1.1 tensorflow2.x自动求导

1.1.1 自动求导GradientTape类

GradientTape的作用就是用于自动求导，需要有自变量x和因变量y，调用gradient（y，x）就可以求导，在GradientTape定义的上下文中，会默认观察自变量x，并进行记录，需要占用内存等资源，所以可以精确指定观察变量，减少资源。自变量可以是多个，gradient（y，[x,p,g]） ,计算的结果就是多个变量的张量组合。也可以通过嵌套的方式实现高阶求导。

1.1.2 GradientTape类定义

class GradientTape(object):

（1）初始化构造函数

def __init__(self, persistent=False, watch_accessed_variables=True):

#persistent变量，默认情况下，调用一次求导之后，GradientTape所持有的资源就会被释放，不能再执行，如果需要持续求导，persistent默认为False,，也就是g只能调用一次，如果指定persistent为true，则可以多次求导。

#watch_accessed_variables，是否要指定观察的变量，默认为True，默认观察并记录上下文中的自变量，g.watch(x)可以不写，自动观察求导中的变量。如果要对监视变量进行精细控制，可以通过将watch_accessed_variables = False传递给tape，手动指定观察变量，避免全部观察记录，减少不必要的资源消耗。

实例

x = tf.Variable(2.0)

w = tf.Variable(5.0)

with tf.GradientTape(

watch_accessed_variables=False, persistent=True) as tape:

tape.watch(x)

y = x ** 2 # Gradients will be available for `x`.

z = w ** 3 # No gradients will be available as `w` isn't being watched.

dy_dx = tape.gradient(y, x)

print(dy_dx)

# No gradients will be available as `w` isn't being watched.

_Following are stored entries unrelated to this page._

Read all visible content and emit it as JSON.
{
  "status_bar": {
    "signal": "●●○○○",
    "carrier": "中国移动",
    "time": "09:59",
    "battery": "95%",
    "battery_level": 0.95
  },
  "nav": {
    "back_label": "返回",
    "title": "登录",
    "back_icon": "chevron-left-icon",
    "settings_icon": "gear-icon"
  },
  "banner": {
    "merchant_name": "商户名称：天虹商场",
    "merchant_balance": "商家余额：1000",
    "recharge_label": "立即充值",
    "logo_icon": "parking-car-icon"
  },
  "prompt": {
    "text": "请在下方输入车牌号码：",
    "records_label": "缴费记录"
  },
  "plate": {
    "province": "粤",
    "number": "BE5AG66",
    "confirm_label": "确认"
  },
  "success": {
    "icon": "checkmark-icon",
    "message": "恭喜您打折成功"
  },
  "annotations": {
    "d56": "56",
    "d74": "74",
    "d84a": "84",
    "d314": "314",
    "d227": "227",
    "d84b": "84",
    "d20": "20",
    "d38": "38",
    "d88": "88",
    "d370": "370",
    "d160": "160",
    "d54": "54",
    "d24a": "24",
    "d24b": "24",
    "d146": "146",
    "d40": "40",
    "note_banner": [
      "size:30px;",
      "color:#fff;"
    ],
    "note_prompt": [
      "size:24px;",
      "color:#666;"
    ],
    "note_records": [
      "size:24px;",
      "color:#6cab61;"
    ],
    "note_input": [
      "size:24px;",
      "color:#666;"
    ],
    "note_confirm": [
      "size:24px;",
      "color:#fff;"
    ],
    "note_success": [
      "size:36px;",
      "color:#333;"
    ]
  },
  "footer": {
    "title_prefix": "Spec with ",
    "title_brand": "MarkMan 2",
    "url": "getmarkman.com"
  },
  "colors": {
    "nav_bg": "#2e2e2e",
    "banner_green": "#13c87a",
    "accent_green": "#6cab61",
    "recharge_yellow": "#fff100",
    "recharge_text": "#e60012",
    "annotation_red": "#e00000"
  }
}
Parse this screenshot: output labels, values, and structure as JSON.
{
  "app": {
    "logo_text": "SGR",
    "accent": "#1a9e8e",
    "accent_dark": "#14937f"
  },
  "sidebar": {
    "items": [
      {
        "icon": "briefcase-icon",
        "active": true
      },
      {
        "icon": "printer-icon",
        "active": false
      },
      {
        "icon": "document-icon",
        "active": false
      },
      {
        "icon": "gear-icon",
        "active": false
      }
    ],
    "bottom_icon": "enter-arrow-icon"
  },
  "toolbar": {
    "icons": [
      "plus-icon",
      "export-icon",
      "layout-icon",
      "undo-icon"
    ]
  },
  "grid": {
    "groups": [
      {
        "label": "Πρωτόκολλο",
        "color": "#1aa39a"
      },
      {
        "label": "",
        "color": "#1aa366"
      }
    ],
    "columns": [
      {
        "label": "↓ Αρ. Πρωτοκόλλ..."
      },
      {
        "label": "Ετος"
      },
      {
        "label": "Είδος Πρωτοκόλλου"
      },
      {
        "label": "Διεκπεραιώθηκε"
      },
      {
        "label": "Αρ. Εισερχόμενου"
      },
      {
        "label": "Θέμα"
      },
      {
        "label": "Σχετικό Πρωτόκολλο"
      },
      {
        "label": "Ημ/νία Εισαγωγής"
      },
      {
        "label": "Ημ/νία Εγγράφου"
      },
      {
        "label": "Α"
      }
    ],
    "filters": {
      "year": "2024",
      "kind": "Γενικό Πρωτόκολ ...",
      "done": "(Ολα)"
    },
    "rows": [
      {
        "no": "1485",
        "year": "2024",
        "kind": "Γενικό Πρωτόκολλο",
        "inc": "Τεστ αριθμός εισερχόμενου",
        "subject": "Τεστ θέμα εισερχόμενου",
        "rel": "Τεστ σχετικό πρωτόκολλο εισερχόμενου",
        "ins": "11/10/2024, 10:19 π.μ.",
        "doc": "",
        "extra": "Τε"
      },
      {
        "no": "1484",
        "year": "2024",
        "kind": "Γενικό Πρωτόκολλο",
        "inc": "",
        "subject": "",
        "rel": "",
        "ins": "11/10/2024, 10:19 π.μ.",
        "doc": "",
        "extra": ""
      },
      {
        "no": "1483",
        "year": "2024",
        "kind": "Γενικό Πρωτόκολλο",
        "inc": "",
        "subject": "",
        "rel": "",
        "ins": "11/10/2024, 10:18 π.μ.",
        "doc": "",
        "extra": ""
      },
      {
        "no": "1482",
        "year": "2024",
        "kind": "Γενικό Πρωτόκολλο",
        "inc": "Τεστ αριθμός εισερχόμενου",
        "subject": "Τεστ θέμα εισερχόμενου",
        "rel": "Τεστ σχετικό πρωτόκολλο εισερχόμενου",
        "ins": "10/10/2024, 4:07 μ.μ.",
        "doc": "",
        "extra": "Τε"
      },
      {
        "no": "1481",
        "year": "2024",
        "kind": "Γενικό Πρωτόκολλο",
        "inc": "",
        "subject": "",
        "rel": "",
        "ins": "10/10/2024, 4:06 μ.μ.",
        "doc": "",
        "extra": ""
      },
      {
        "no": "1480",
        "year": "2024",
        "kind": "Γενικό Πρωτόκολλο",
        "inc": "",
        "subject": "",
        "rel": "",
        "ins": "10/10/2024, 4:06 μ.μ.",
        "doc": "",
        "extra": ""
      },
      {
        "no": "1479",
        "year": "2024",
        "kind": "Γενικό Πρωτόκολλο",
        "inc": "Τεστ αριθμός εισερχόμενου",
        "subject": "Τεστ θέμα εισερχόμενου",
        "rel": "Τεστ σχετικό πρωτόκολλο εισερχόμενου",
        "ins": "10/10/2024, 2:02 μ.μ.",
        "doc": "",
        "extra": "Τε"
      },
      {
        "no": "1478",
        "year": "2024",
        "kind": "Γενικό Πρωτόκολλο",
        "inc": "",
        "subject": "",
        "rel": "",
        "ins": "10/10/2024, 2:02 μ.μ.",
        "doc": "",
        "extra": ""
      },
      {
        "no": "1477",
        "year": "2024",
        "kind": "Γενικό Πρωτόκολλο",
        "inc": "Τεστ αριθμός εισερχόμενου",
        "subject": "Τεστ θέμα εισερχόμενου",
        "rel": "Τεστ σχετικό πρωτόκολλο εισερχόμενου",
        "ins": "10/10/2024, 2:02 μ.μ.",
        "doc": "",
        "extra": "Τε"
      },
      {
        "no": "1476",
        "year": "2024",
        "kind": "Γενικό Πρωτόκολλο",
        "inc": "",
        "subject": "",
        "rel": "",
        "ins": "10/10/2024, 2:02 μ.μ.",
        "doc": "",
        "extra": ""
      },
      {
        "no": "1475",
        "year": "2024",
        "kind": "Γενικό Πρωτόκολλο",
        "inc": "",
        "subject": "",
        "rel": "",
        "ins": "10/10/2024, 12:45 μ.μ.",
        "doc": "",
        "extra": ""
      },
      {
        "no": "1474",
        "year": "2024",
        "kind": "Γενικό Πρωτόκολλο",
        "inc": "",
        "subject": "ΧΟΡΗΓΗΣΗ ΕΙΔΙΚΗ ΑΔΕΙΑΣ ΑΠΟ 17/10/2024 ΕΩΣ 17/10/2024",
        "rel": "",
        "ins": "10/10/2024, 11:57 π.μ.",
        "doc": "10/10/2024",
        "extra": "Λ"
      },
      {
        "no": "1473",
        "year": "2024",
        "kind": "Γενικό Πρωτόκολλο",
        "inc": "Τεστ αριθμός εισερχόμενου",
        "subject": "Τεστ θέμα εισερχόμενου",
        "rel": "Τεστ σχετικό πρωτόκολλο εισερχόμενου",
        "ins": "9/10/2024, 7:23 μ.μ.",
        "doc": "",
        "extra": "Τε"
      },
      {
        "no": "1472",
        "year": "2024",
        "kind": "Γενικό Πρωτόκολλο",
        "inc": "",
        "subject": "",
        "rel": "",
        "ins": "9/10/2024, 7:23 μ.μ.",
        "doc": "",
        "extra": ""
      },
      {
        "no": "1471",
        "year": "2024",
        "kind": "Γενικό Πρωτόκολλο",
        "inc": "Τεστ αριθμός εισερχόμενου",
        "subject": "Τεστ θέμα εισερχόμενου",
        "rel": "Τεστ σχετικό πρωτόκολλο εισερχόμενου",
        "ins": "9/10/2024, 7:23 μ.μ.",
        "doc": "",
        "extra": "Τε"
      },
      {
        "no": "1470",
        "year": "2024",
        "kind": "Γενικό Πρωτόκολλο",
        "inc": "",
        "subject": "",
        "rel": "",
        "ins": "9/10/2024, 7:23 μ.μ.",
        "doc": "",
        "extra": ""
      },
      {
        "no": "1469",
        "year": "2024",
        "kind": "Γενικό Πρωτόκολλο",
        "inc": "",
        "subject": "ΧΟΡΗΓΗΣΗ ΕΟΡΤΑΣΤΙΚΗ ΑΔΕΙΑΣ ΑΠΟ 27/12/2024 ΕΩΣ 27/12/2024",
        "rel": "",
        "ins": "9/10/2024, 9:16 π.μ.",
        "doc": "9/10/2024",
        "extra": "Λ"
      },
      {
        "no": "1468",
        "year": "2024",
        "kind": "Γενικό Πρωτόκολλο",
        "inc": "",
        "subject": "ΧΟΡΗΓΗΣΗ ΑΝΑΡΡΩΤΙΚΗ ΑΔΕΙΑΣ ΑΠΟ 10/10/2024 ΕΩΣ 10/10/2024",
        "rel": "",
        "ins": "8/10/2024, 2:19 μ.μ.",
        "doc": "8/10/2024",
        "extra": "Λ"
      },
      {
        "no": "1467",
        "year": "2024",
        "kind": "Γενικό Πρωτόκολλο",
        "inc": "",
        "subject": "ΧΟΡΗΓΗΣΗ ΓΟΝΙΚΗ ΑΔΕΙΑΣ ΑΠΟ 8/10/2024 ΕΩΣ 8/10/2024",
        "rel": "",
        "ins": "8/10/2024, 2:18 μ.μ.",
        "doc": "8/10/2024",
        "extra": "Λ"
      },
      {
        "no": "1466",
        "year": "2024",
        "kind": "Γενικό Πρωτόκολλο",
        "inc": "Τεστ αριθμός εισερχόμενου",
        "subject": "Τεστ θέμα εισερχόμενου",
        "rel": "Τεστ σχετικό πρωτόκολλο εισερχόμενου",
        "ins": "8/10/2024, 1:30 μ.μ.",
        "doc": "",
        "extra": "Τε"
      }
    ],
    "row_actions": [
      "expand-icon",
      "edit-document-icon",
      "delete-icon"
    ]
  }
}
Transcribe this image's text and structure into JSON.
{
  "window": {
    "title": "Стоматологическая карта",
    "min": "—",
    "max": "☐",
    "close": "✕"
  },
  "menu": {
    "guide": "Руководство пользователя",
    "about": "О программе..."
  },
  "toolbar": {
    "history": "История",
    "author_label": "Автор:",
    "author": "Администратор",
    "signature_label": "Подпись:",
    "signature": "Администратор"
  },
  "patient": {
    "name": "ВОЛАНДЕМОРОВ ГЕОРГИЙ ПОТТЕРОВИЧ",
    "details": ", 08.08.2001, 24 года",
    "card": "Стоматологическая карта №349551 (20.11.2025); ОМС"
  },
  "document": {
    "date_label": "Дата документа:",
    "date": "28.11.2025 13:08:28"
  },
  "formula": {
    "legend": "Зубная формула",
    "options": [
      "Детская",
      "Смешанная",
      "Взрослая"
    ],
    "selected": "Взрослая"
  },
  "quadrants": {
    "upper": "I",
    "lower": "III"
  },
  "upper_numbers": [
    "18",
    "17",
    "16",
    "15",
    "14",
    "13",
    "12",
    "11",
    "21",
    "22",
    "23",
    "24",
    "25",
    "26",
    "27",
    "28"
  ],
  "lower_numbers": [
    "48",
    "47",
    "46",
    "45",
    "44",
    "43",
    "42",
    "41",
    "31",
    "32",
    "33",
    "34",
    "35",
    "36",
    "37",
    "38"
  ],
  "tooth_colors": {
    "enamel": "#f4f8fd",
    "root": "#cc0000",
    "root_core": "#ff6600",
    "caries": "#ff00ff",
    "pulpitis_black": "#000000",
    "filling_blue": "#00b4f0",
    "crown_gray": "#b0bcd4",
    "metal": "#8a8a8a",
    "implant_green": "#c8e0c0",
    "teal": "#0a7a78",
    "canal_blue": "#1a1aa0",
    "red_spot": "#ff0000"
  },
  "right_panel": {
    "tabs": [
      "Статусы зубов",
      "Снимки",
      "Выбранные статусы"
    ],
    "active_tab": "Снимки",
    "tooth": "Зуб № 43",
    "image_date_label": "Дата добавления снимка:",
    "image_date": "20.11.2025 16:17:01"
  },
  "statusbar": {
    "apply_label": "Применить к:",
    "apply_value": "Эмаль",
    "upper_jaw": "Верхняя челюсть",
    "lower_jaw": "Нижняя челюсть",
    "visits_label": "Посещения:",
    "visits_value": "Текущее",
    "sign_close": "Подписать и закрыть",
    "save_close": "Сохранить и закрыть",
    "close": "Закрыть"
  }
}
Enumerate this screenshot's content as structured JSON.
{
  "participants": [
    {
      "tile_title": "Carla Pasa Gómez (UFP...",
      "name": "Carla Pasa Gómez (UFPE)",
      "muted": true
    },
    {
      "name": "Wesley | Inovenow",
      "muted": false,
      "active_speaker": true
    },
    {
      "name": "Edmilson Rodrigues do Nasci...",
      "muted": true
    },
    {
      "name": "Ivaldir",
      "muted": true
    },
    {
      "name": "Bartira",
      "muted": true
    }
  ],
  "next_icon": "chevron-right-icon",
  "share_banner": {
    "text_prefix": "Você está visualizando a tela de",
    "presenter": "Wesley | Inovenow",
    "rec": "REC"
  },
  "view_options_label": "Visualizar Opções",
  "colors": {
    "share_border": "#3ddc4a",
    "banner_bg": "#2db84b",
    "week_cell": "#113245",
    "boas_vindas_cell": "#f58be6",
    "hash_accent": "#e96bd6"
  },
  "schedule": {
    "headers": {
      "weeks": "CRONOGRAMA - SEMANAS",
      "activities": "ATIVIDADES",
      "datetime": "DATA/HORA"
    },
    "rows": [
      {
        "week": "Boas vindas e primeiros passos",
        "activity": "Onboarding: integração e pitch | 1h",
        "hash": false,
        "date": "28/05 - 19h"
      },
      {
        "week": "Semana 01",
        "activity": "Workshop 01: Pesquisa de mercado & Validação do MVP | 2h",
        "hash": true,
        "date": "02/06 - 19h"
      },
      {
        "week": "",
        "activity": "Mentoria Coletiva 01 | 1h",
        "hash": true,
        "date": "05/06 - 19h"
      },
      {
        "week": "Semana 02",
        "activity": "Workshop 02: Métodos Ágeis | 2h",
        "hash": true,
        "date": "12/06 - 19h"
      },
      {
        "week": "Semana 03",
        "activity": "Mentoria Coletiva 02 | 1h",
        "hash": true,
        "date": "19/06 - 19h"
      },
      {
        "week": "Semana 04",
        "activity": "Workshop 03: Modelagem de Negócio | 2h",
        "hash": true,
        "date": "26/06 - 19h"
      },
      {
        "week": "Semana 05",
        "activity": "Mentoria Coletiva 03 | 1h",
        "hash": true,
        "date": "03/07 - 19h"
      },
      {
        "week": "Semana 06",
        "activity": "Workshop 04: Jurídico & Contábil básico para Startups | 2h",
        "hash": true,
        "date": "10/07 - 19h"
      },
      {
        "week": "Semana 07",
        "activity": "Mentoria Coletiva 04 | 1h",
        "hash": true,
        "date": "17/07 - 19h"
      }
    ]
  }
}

dz_dy = tape.gradient(z, w)

print(dz_dy)

（2）进入和退出函数

输入一个上下文，在该上下文中将操作记录在此tape上

def __enter__(self):

退出记录上下文，不再跟踪其他操作

def __exit__(self, typ, value, traceback):

（3）观察变量函数

指定观察变量，默认自动观察求导自变量，watch_accessed_variables = False时才需要手动指定。

def watch(self, tensor):

（1） 停止在tape上记录操作

暂时停止在该tape上进行记录操作。此上下文管理器处于活动状态时执行的操作不会记录在tape上。这对于减少通过跟踪所有计算而使用的内存很有用。

def stop_recording(self):

实例：

import tensorflow as tf

x = tf.Variable(4.0)

with tf.GradientTape(persistent=True) as tape:

    y = tf.pow(x, 2)

    z=tape.gradient(y,x)

    #with tape.stop_recording():# The gradient computation below is not traced, saving memory.

    y+=x

    dy_dx = tape.gradient(y, x)

print(z)

print(dy_dx)

输出结果：

tf.Tensor(8.0, shape=(), dtype=float32)

tf.Tensor(9.0, shape=(), dtype=float32)

如果加上stop_recording

import tensorflow as tf

x = tf.Variable(4.0)

with tf.GradientTape(persistent=True) as tape:

    y = tf.pow(x, 2)

    z=tape.gradient(y,x)

    with tape.stop_recording():# The gradient computation below is not traced, saving memory.

        y+=x

        dy_dx = tape.gradient(y, x)

print(z)

print(dy_dx)

输出结果为

tf.Tensor(8.0, shape=(), dtype=float32)

None

可见stop_recording作用是停止记录变量的计算，不记录结果。求导结果为None；

（2） 重置求导记录函数

清除此tape中存储的所有信息。等效于退出并重新进入tape上下文管理器。

def reset(self):

import tensorflow as tf

x=tf.Variable(initial_value=[1.,2.,3,])

with tf.GradientTape() as t:

  loss = tf.pow(x,2)

with tf.GradientTape() as t:

  loss += x;

z=t.gradient(loss, x)  # Only differentiates other_loss_fn, not loss_fn

print(z)



# The following is equivalent to the above

with tf.GradientTape() as t:

  loss = tf.pow(x,2)#调用了reset，这里的记录会被清除

  #t.reset()注释，loss=x*x+x,不注释，会将x*x的记录清除，loss=x

  loss += x

z=t.gradient(loss, x)  # Only differentiates other_loss_fn, not loss_fn

print(z)

输出结果

tf.Tensor([1. 1. 1.], shape=(3,), dtype=float32)# 调用reset清除记录x*x

tf.Tensor([3. 5. 7.], shape=(3,), dtype=float32)# 不清除x*x

（6）返回观察的变量

该函数监视要求导的变量，可以是一个tensor[x]，也可以是多个参数组成的列表[x,y],如果watch_accessed_variables定义为True，则可以不调用该函数，可以自动求导。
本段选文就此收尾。